Answer:
The force is the same
Explanation:
The force per meter exerted between two wires carrying a current is given by the formula
[tex]\frac{F}{L}=\frac{\mu_0 I_1 I_2}{2\pi r}[/tex]
where
[tex]\mu_0[/tex] is the vacuum permeability
[tex]I_1[/tex] is the current in the 1st wire
[tex]I_2[/tex] is the current in the 2nd wire
r is the separation between the wires
In this problem
[tex]I_1=2.79 A\\I_2=4.36 A\\r = 9.15 cm = 0.0915 m[/tex]
Substituting, we find the force per unit length on the two wires:
[tex]\frac{F}{L}=\frac{(4\pi \cdot 10^{-7})(2.79)(4.36)}{2\pi (0.0915)}=2.66\cdot 10^{-5}N[/tex]
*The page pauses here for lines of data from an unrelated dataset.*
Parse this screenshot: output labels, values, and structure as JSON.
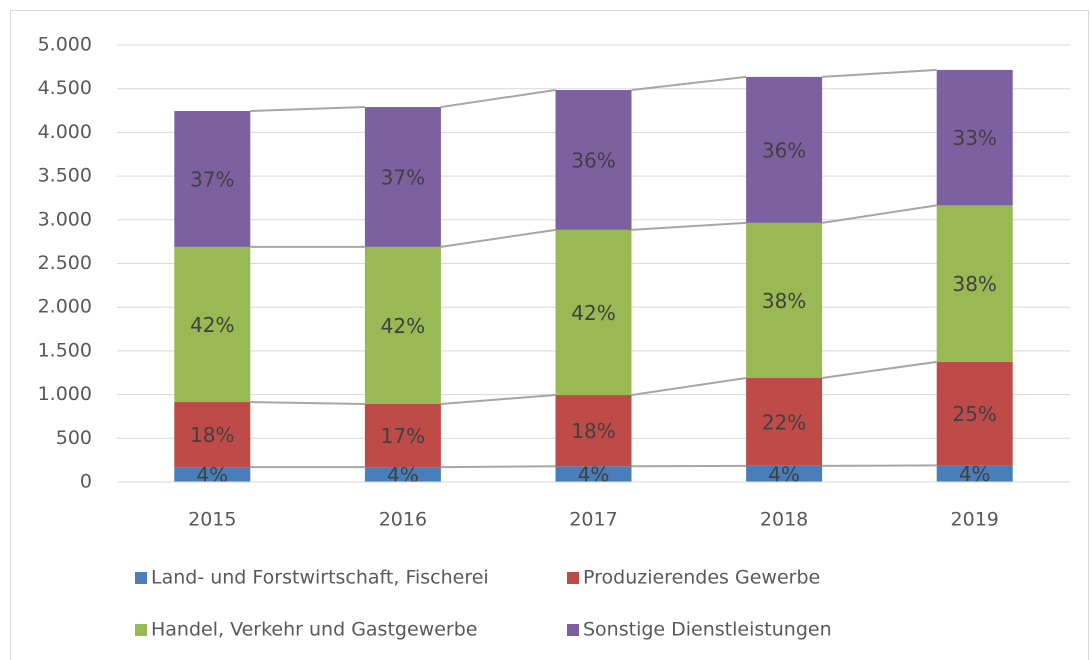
{
  "chart_data": {
    "type": "stacked_bar",
    "categories": [
      "2015",
      "2016",
      "2017",
      "2018",
      "2019"
    ],
    "series": [
      {
        "name": "Land- und Forstwirtschaft, Fischerei",
        "color": "#4a7ebb",
        "values": [
          170,
          170,
          180,
          185,
          190
        ],
        "value_labels": [
          "4%",
          "4%",
          "4%",
          "4%",
          "4%"
        ]
      },
      {
        "name": "Produzierendes Gewerbe",
        "color": "#be4b48",
        "values": [
          745,
          723,
          815,
          1005,
          1185
        ],
        "value_labels": [
          "18%",
          "17%",
          "18%",
          "22%",
          "25%"
        ]
      },
      {
        "name": "Handel, Verkehr und Gastgewerbe",
        "color": "#98b954",
        "values": [
          1775,
          1797,
          1890,
          1775,
          1790
        ],
        "value_labels": [
          "42%",
          "42%",
          "42%",
          "38%",
          "38%"
        ]
      },
      {
        "name": "Sonstige Dienstleistungen",
        "color": "#7d60a0",
        "values": [
          1555,
          1600,
          1600,
          1670,
          1550
        ],
        "value_labels": [
          "37%",
          "37%",
          "36%",
          "36%",
          "33%"
        ]
      }
    ],
    "ylim": [
      0,
      5000
    ],
    "yticks": [
      0,
      500,
      {
        "value": 1000,
        "label": "1.000"
      },
      {
        "value": 1500,
        "label": "1.500"
      },
      {
        "value": 2000,
        "label": "2.000"
      },
      {
        "value": 2500,
        "label": "2.500"
      },
      {
        "value": 3000,
        "label": "3.000"
      },
      {
        "value": 3500,
        "label": "3.500"
      },
      {
        "value": 4000,
        "label": "4.000"
      },
      {
        "value": 4500,
        "label": "4.500"
      },
      {
        "value": 5000,
        "label": "5.000"
      }
    ],
    "grid": true,
    "legend": "bottom"
  }
}
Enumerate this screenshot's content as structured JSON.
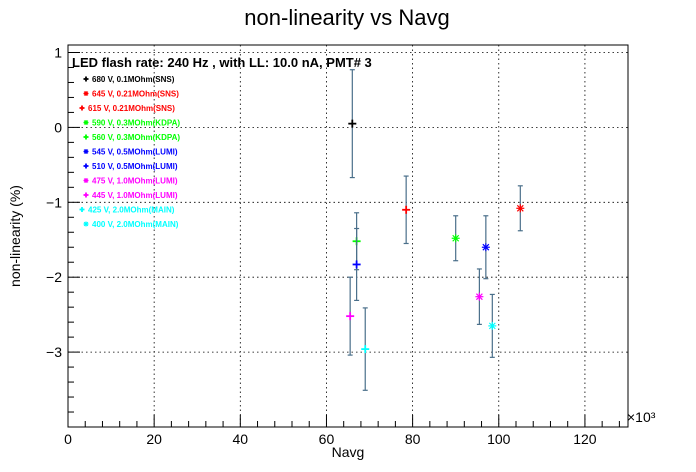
{
  "chart_data": {
    "type": "scatter",
    "title": "non-linearity vs Navg",
    "xlabel": "Navg",
    "ylabel": "non-linearity (%)",
    "x_exponent_label": "×10³",
    "annotation": "LED flash rate: 240 Hz , with LL: 10.0 nA, PMT# 3",
    "xlim": [
      0,
      130
    ],
    "ylim": [
      -4.0,
      1.1
    ],
    "x_ticks": [
      0,
      20,
      40,
      60,
      80,
      100,
      120
    ],
    "y_ticks": [
      1,
      0,
      -1,
      -2,
      -3
    ],
    "grid": true,
    "legend_position": "top-left",
    "series": [
      {
        "name": "680 V, 0.1MOhm(SNS)",
        "color": "#000000",
        "marker": "plus",
        "x": 66.0,
        "y": 0.05,
        "yerr": 0.72
      },
      {
        "name": "645 V, 0.21MOhm(SNS)",
        "color": "#ff0000",
        "marker": "star",
        "x": 105.0,
        "y": -1.08,
        "yerr": 0.3
      },
      {
        "name": "615 V, 0.21MOhm(SNS)",
        "color": "#ff0000",
        "marker": "plus",
        "x": 78.5,
        "y": -1.1,
        "yerr": 0.45
      },
      {
        "name": "590 V, 0.3MOhm(KDPA)",
        "color": "#00ff00",
        "marker": "star",
        "x": 90.0,
        "y": -1.48,
        "yerr": 0.3
      },
      {
        "name": "560 V, 0.3MOhm(KDPA)",
        "color": "#00ff00",
        "marker": "plus",
        "x": 67.0,
        "y": -1.52,
        "yerr": 0.38
      },
      {
        "name": "545 V, 0.5MOhm(LUMI)",
        "color": "#0000ff",
        "marker": "star",
        "x": 97.0,
        "y": -1.6,
        "yerr": 0.42
      },
      {
        "name": "510 V, 0.5MOhm(LUMI)",
        "color": "#0000ff",
        "marker": "plus",
        "x": 67.0,
        "y": -1.83,
        "yerr": 0.48
      },
      {
        "name": "475 V, 1.0MOhm(LUMI)",
        "color": "#ff00ff",
        "marker": "star",
        "x": 95.5,
        "y": -2.26,
        "yerr": 0.37
      },
      {
        "name": "445 V, 1.0MOhm(LUMI)",
        "color": "#ff00ff",
        "marker": "plus",
        "x": 65.5,
        "y": -2.52,
        "yerr": 0.52
      },
      {
        "name": "425 V, 2.0MOhm(MAIN)",
        "color": "#00ffff",
        "marker": "plus",
        "x": 69.0,
        "y": -2.96,
        "yerr": 0.55
      },
      {
        "name": "400 V, 2.0MOhm(MAIN)",
        "color": "#00ffff",
        "marker": "star",
        "x": 98.5,
        "y": -2.65,
        "yerr": 0.42
      }
    ]
  }
}
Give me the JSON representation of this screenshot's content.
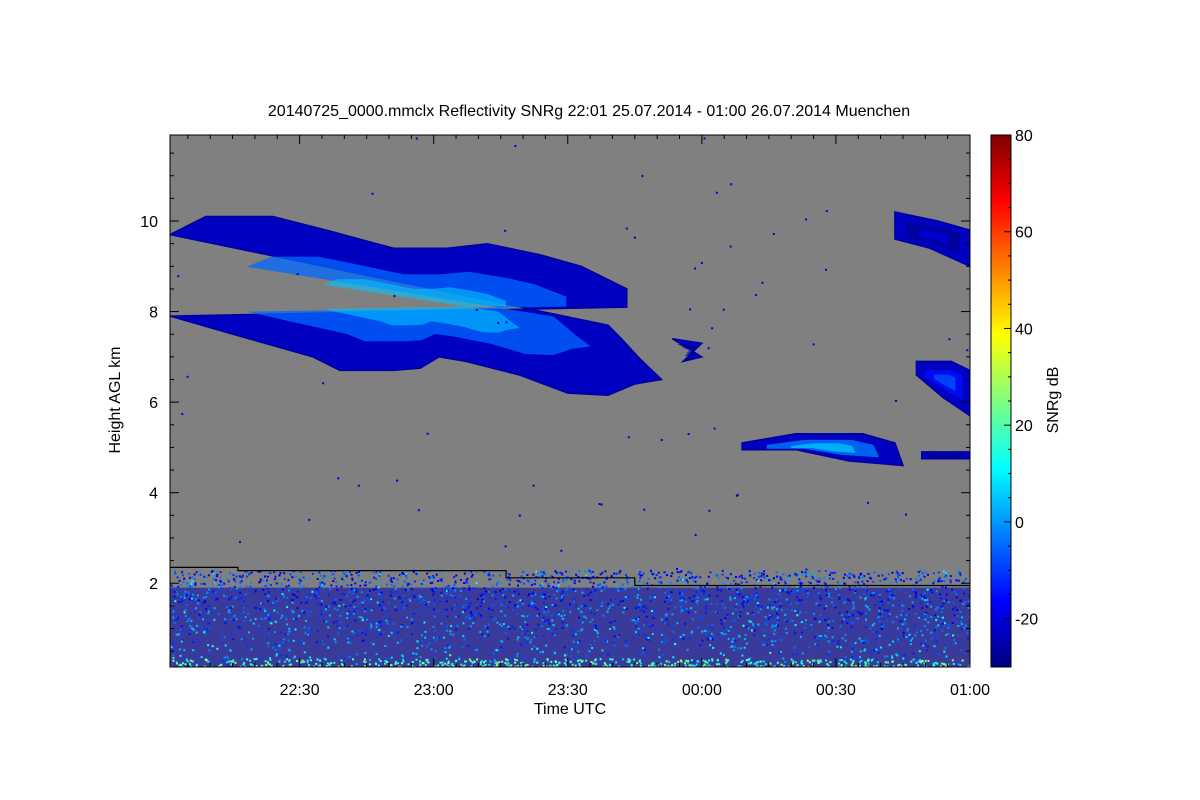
{
  "chart_data": {
    "type": "heatmap",
    "title": "20140725_0000.mmclx Reflectivity SNRg   22:01 25.07.2014 - 01:00 26.07.2014 Muenchen",
    "xlabel": "Time UTC",
    "ylabel": "Height AGL km",
    "colorbar_label": "SNRg dB",
    "x_range_hours": [
      22.0167,
      25.0
    ],
    "y_range_km": [
      0.15,
      11.9
    ],
    "color_range_db": [
      -30,
      80
    ],
    "x_ticks": [
      {
        "label": "22:30",
        "value": 22.5
      },
      {
        "label": "23:00",
        "value": 23.0
      },
      {
        "label": "23:30",
        "value": 23.5
      },
      {
        "label": "00:00",
        "value": 24.0
      },
      {
        "label": "00:30",
        "value": 24.5
      },
      {
        "label": "01:00",
        "value": 25.0
      }
    ],
    "y_ticks": [
      {
        "label": "2",
        "value": 2
      },
      {
        "label": "4",
        "value": 4
      },
      {
        "label": "6",
        "value": 6
      },
      {
        "label": "8",
        "value": 8
      },
      {
        "label": "10",
        "value": 10
      }
    ],
    "colorbar_ticks": [
      {
        "label": "-20",
        "value": -20
      },
      {
        "label": "0",
        "value": 0
      },
      {
        "label": "20",
        "value": 20
      },
      {
        "label": "40",
        "value": 40
      },
      {
        "label": "60",
        "value": 60
      },
      {
        "label": "80",
        "value": 80
      }
    ],
    "background_color": "#808080",
    "colormap": "jet",
    "boundary_line": [
      [
        22.0167,
        2.35
      ],
      [
        22.27,
        2.35
      ],
      [
        22.27,
        2.28
      ],
      [
        23.27,
        2.28
      ],
      [
        23.27,
        2.12
      ],
      [
        23.75,
        2.12
      ],
      [
        23.75,
        1.95
      ],
      [
        25.0,
        1.95
      ]
    ],
    "echoes": [
      {
        "name": "upper cirrus layer",
        "top": [
          [
            22.0167,
            9.7
          ],
          [
            22.15,
            10.1
          ],
          [
            22.4,
            10.1
          ],
          [
            22.6,
            9.8
          ],
          [
            22.85,
            9.4
          ],
          [
            23.05,
            9.4
          ],
          [
            23.2,
            9.5
          ],
          [
            23.4,
            9.25
          ],
          [
            23.55,
            9.0
          ],
          [
            23.72,
            8.5
          ],
          [
            23.72,
            8.1
          ]
        ],
        "bottom": [
          [
            22.0167,
            7.9
          ],
          [
            22.25,
            7.5
          ],
          [
            22.55,
            7.0
          ],
          [
            22.65,
            6.7
          ],
          [
            22.85,
            6.7
          ],
          [
            22.95,
            6.75
          ],
          [
            23.02,
            7.0
          ],
          [
            23.12,
            6.9
          ],
          [
            23.32,
            6.6
          ],
          [
            23.5,
            6.2
          ],
          [
            23.65,
            6.15
          ],
          [
            23.75,
            6.4
          ],
          [
            23.85,
            6.5
          ],
          [
            23.77,
            6.95
          ],
          [
            23.7,
            7.4
          ],
          [
            23.65,
            7.7
          ]
        ],
        "peak_db": 5
      },
      {
        "name": "fragment near 23:55",
        "top": [
          [
            23.89,
            7.4
          ],
          [
            24.0,
            7.3
          ]
        ],
        "bottom": [
          [
            23.93,
            6.9
          ],
          [
            24.0,
            7.0
          ]
        ],
        "peak_db": -20
      },
      {
        "name": "mid-level layer",
        "top": [
          [
            24.15,
            5.1
          ],
          [
            24.35,
            5.3
          ],
          [
            24.6,
            5.3
          ],
          [
            24.72,
            5.1
          ]
        ],
        "bottom": [
          [
            24.75,
            4.6
          ],
          [
            24.55,
            4.7
          ],
          [
            24.35,
            4.95
          ],
          [
            24.15,
            4.95
          ]
        ],
        "peak_db": 8
      },
      {
        "name": "upper right cloud",
        "top": [
          [
            24.72,
            10.2
          ],
          [
            24.88,
            10.0
          ],
          [
            25.0,
            9.8
          ]
        ],
        "bottom": [
          [
            25.0,
            9.0
          ],
          [
            24.85,
            9.4
          ],
          [
            24.72,
            9.6
          ]
        ],
        "peak_db": -18
      },
      {
        "name": "right cloud near 6.5 km",
        "top": [
          [
            24.8,
            6.9
          ],
          [
            24.93,
            6.9
          ],
          [
            25.0,
            6.7
          ]
        ],
        "bottom": [
          [
            25.0,
            5.7
          ],
          [
            24.9,
            6.1
          ],
          [
            24.8,
            6.6
          ]
        ],
        "peak_db": -5
      },
      {
        "name": "fragment near 00:45 low",
        "top": [
          [
            24.82,
            4.9
          ],
          [
            25.0,
            4.9
          ]
        ],
        "bottom": [
          [
            25.0,
            4.75
          ],
          [
            24.82,
            4.75
          ]
        ],
        "peak_db": -22
      }
    ],
    "ground_clutter": {
      "top_km": 2.3,
      "peak_db": 30
    }
  }
}
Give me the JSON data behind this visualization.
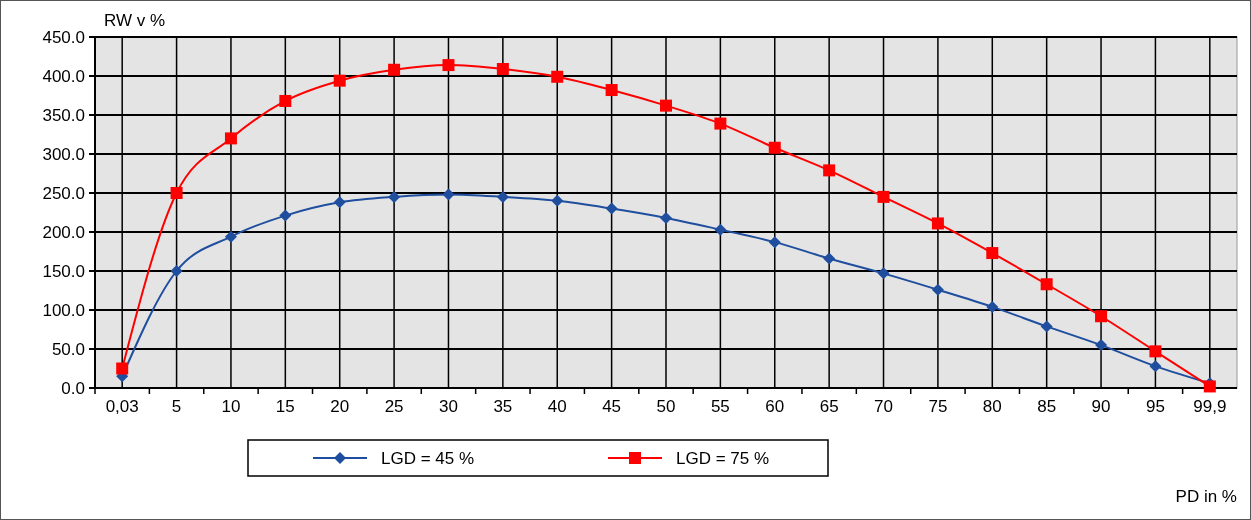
{
  "chart_data": {
    "type": "line",
    "xlabel": "PD in %",
    "ylabel": "RW v %",
    "categories": [
      "0,03",
      "5",
      "10",
      "15",
      "20",
      "25",
      "30",
      "35",
      "40",
      "45",
      "50",
      "55",
      "60",
      "65",
      "70",
      "75",
      "80",
      "85",
      "90",
      "95",
      "99,9"
    ],
    "series": [
      {
        "name": "LGD = 45 %",
        "color": "#1f4e9e",
        "marker": "diamond",
        "values": [
          15,
          150,
          194,
          221,
          238,
          245,
          248,
          245,
          240,
          230,
          218,
          203,
          187,
          166,
          147,
          126,
          104,
          79,
          55,
          28,
          6
        ]
      },
      {
        "name": "LGD = 75 %",
        "color": "#ff0000",
        "marker": "square",
        "values": [
          25,
          250,
          320,
          368,
          394,
          408,
          414,
          409,
          399,
          382,
          362,
          339,
          308,
          279,
          245,
          211,
          173,
          133,
          92,
          47,
          2
        ]
      }
    ],
    "ylim": [
      0,
      450
    ],
    "yticks": [
      {
        "value": 0,
        "label": "0.0"
      },
      {
        "value": 50,
        "label": "50.0"
      },
      {
        "value": 100,
        "label": "100.0"
      },
      {
        "value": 150,
        "label": "150.0"
      },
      {
        "value": 200,
        "label": "200.0"
      },
      {
        "value": 250,
        "label": "250.0"
      },
      {
        "value": 300,
        "label": "300.0"
      },
      {
        "value": 350,
        "label": "350.0"
      },
      {
        "value": 400,
        "label": "400.0"
      },
      {
        "value": 450,
        "label": "450.0"
      }
    ],
    "grid": true,
    "legend": "bottom"
  }
}
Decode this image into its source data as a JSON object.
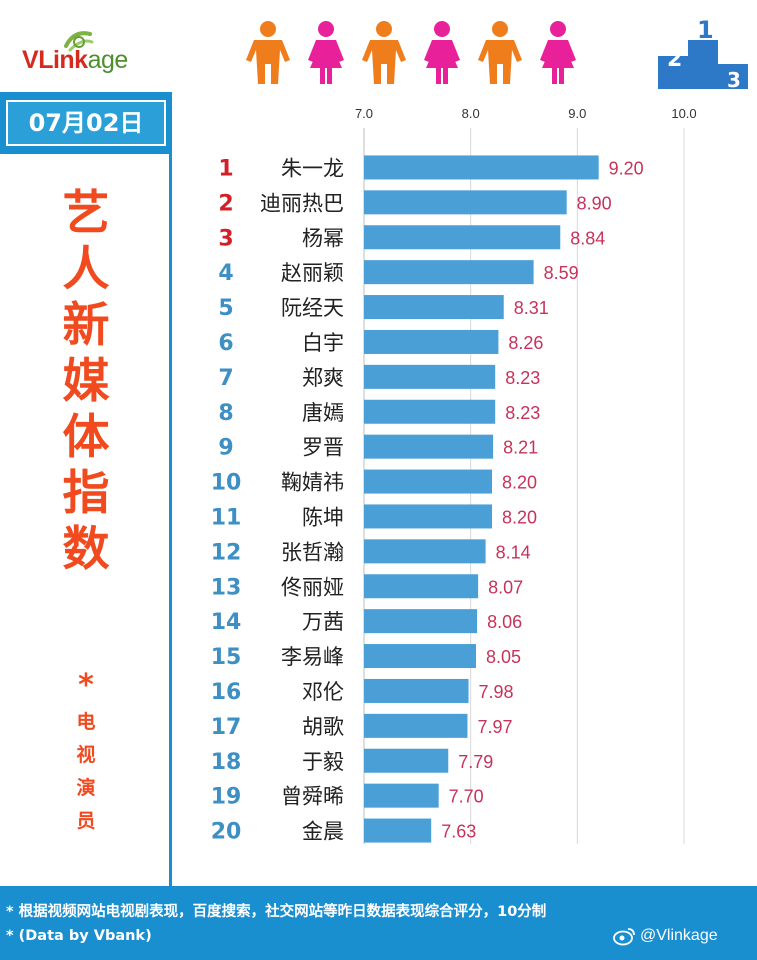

However, the formula is the same for the two wires: this means that the force per meter exerted on the two wires is the same.
The same conclusion comes out from Newton's third law of motion, which states that when an object A exerts a force on an object B, then object B exerts an equal and opposite force on object A (action-reaction). If we apply the law to this situation, we see that the force exerted by wire 1 on wire 2 is the same as the force exerted by wire 2 on wire 1 (however the direction is opposite).